Hundreds of people have been left without a job after one of the country’s largest producers and processors of seafood went bust.
Administrators have been called in to Dawnfresh Seafoods, which operates seven fish farms across Northern Ireland and Scotland as well as processing facilities in Uddingston, near Glasgow, and Arbroath.
Some 200 people lost their job on Tuesday as its loss-making processing plant in Uddingston closes with immediate effect, administrators said, with 77 staff being retained to assist the joint administrators with the winding up process.
Callum Carmichael, partner at administrators FRP Advisory, said the business “has been unable to overcome very serious financial problems at the Uddingston facility”.
Dawnfresh Seafoods supplies a wide range of retail, wholesale, food service and export market clients with a fully integrated range of services, from fish processing and supply through to the creation of branded products such as RR Spink & Sons and Loch Etive.
As one of the UK’s largest producers of fish and seafood, it processes 10,000 tonnes a year across 350 product lines.
In recent years the firm had started a programme of extensive investment to upgrade its plant and systems and reduce costs, administrators said.
But the business continued to suffer from rising costs, overcapacity at the Uddingston site and cash flow problems.
Its Arbroath facility has been saved, administrators said, with all 249 jobs safe after it was sold to Lossie Seafoods Limited, as a subsidiary of Associated Seafoods Limited.
Carmichael said administrators were “pleased to have secured a prompt sale of the Arbroath facility in a deal that will also preserve substantial employment in the town”.

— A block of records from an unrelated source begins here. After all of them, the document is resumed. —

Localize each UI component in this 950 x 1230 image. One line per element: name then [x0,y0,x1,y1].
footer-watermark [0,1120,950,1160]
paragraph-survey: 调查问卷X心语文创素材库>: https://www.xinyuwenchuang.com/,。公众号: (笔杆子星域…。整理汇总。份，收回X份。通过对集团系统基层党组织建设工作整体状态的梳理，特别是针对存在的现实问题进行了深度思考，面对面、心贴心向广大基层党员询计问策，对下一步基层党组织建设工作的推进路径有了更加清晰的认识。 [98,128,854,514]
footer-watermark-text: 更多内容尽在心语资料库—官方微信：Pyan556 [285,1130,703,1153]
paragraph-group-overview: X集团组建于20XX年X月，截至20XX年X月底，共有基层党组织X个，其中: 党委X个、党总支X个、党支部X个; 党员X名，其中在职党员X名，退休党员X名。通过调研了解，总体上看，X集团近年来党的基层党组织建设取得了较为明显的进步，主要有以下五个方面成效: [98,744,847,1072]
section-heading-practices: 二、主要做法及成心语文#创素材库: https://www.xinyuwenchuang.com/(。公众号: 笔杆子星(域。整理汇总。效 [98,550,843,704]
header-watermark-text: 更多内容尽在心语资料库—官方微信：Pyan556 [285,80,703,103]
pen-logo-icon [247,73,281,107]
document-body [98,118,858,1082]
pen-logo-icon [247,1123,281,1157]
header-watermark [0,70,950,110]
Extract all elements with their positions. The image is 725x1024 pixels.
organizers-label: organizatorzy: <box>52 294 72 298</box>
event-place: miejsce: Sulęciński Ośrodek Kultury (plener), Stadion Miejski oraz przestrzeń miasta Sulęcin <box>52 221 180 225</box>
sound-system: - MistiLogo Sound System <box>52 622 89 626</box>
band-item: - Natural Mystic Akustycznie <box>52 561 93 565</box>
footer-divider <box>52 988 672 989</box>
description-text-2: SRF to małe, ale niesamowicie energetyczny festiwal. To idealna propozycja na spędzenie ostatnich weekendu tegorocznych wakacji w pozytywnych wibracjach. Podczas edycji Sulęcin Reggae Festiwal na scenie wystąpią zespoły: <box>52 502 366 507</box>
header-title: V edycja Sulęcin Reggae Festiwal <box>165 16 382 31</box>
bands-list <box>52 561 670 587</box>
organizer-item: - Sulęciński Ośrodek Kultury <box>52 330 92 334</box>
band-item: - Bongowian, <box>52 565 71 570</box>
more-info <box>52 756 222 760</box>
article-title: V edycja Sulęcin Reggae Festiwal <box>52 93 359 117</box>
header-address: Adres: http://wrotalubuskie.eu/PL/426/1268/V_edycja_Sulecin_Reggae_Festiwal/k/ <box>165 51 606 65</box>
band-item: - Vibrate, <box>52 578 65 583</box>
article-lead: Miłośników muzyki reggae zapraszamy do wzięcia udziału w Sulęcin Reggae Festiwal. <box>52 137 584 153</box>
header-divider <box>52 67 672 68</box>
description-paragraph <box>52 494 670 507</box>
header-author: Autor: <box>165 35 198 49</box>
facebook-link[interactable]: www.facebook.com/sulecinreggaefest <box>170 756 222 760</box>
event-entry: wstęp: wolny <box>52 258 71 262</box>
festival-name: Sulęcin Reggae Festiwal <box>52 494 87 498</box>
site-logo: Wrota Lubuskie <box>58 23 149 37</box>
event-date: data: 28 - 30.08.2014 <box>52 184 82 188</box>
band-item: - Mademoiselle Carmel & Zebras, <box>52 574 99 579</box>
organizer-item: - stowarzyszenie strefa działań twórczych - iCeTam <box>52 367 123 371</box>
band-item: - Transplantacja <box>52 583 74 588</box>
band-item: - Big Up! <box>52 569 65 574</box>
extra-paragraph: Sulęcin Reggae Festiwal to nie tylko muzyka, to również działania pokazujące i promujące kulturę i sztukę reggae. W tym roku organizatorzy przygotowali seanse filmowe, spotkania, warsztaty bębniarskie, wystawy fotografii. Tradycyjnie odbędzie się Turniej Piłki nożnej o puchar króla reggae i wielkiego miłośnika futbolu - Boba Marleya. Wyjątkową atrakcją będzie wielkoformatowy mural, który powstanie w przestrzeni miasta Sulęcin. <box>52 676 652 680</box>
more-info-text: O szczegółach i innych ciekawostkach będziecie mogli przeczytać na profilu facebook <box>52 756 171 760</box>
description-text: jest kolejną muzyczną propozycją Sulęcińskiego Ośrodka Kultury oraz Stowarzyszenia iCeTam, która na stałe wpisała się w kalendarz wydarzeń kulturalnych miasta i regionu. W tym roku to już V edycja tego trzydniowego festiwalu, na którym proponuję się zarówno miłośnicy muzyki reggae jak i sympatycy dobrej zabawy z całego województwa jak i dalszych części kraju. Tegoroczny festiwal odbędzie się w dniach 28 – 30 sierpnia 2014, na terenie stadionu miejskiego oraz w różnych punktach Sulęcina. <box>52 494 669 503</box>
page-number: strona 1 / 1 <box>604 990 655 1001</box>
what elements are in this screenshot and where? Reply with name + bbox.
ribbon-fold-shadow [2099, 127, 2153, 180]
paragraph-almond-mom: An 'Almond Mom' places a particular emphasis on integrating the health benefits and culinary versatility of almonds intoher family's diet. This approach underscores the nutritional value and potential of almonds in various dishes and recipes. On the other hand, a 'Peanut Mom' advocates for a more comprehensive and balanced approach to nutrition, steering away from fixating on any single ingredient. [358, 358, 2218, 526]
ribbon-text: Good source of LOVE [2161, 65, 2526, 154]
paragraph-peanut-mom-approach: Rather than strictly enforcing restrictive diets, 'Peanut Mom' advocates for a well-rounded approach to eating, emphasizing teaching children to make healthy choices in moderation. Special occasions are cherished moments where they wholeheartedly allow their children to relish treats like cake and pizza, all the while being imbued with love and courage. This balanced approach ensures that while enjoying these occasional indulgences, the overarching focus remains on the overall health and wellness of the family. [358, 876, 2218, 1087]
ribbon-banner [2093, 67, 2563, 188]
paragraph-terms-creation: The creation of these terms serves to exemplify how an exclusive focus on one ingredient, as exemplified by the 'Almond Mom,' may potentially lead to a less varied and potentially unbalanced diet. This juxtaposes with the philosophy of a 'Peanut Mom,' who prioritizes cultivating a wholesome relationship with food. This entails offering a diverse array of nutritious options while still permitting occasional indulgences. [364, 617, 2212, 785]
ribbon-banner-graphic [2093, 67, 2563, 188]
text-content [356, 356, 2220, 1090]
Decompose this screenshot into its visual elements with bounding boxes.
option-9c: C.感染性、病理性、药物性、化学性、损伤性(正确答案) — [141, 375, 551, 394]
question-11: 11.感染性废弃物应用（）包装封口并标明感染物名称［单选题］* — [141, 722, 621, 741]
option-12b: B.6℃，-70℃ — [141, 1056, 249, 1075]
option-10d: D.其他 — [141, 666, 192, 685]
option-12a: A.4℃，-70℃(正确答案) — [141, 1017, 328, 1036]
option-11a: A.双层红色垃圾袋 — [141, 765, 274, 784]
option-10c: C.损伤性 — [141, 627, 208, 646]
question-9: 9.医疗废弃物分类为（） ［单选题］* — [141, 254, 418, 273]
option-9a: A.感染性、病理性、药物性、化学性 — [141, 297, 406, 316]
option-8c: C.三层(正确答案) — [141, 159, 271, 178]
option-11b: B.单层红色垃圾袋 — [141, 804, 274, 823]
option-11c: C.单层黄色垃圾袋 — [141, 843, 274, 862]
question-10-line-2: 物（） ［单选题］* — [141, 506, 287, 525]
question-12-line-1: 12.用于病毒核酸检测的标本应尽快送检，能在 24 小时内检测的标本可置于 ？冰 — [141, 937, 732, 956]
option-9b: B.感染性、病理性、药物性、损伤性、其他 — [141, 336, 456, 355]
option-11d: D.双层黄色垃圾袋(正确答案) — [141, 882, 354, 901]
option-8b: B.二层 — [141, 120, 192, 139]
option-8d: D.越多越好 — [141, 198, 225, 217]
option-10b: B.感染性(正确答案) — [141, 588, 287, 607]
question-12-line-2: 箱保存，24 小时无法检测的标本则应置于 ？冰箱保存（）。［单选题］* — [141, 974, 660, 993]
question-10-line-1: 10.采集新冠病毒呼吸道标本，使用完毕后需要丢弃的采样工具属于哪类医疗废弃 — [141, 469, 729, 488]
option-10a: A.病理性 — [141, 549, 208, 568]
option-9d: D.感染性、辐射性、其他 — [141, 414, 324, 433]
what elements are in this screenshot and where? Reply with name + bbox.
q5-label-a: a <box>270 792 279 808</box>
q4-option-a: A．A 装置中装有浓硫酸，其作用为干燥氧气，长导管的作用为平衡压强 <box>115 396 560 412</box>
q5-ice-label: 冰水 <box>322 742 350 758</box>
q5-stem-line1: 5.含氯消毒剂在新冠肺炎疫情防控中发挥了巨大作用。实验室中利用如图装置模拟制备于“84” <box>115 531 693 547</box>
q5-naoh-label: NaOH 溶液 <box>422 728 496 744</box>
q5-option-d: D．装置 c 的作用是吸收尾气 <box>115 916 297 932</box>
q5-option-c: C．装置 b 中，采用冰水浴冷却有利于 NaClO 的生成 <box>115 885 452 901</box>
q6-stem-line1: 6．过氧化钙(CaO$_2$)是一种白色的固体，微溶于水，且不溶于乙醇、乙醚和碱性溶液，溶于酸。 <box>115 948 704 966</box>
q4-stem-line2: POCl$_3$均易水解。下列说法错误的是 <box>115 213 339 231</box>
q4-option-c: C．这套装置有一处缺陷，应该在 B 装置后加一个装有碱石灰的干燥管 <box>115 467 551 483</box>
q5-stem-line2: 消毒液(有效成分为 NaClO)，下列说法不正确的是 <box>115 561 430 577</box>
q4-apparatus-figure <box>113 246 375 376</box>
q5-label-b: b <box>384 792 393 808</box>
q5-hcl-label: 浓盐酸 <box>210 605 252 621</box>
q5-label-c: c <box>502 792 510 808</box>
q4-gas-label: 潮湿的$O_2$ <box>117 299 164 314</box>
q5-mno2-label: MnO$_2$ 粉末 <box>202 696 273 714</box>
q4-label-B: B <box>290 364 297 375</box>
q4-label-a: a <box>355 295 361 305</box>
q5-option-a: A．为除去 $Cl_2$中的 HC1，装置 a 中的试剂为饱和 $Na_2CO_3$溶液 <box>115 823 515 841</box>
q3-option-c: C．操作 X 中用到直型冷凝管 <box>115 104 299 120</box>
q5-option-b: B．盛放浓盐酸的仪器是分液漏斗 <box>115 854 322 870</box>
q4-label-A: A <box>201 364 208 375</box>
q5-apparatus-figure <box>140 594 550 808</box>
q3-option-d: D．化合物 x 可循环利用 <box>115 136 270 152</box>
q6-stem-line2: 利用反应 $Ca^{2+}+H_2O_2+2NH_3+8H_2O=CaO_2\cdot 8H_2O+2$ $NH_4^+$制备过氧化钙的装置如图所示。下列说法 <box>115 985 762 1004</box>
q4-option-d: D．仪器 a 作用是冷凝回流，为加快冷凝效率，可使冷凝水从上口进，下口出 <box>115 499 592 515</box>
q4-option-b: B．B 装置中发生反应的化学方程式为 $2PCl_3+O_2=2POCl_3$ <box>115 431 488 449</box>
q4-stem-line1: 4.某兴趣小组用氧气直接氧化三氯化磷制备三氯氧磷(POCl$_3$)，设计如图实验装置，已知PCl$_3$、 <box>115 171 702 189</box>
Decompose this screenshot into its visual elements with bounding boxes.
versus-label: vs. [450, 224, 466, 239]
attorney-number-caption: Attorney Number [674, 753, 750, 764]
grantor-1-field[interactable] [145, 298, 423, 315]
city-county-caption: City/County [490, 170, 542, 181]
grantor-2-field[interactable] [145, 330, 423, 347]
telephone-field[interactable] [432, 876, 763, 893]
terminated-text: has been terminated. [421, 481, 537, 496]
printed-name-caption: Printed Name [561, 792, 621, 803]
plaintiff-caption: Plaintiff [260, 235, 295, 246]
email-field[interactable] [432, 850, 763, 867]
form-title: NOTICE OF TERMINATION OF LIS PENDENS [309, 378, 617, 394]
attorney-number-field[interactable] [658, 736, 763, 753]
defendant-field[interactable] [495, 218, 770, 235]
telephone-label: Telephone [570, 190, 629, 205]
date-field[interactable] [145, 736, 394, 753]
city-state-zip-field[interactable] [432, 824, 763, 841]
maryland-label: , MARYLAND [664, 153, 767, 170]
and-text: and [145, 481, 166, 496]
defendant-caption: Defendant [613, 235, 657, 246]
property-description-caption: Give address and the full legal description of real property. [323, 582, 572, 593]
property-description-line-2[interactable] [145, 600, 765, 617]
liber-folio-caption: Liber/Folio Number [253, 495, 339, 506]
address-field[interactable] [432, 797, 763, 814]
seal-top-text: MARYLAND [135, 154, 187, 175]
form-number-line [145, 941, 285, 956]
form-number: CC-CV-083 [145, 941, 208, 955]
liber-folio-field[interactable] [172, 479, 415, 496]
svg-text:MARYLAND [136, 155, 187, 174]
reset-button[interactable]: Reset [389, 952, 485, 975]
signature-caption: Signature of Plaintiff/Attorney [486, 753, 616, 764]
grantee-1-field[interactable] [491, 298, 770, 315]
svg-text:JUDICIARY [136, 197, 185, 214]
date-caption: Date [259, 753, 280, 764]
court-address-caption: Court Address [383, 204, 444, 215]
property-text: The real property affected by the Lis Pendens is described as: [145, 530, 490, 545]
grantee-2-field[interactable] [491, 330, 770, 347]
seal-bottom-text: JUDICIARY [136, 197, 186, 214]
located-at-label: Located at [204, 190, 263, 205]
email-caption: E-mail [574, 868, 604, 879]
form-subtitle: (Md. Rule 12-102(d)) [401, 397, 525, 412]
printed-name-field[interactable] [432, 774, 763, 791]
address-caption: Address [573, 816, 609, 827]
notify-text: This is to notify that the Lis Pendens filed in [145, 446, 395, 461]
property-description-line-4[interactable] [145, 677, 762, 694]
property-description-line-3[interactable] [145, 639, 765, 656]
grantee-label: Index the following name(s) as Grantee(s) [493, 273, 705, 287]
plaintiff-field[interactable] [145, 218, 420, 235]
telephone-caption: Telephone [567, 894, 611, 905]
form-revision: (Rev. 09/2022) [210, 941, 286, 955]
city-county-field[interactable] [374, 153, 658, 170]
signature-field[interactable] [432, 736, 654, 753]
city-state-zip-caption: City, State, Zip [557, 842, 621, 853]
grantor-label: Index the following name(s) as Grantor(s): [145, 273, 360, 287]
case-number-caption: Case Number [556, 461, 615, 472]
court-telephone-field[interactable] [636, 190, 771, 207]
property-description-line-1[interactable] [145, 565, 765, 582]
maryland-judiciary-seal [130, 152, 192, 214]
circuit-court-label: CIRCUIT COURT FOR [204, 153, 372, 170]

In September last year the company announced it would spend £5 million expanding the Arbroath site, and the firm said it would shut Uddingston by the end of this year after it announced plans to move to one production site.
Labour MSP Monica Lennon said: "This is a shocking betrayal of the Dawnfresh workers by the multi-billionaire owner Alastair Salveson. As the cost of living crisis bites, this is a brutal announcement that will impact workers and their families across Lanarkshire and the North East of Scotland."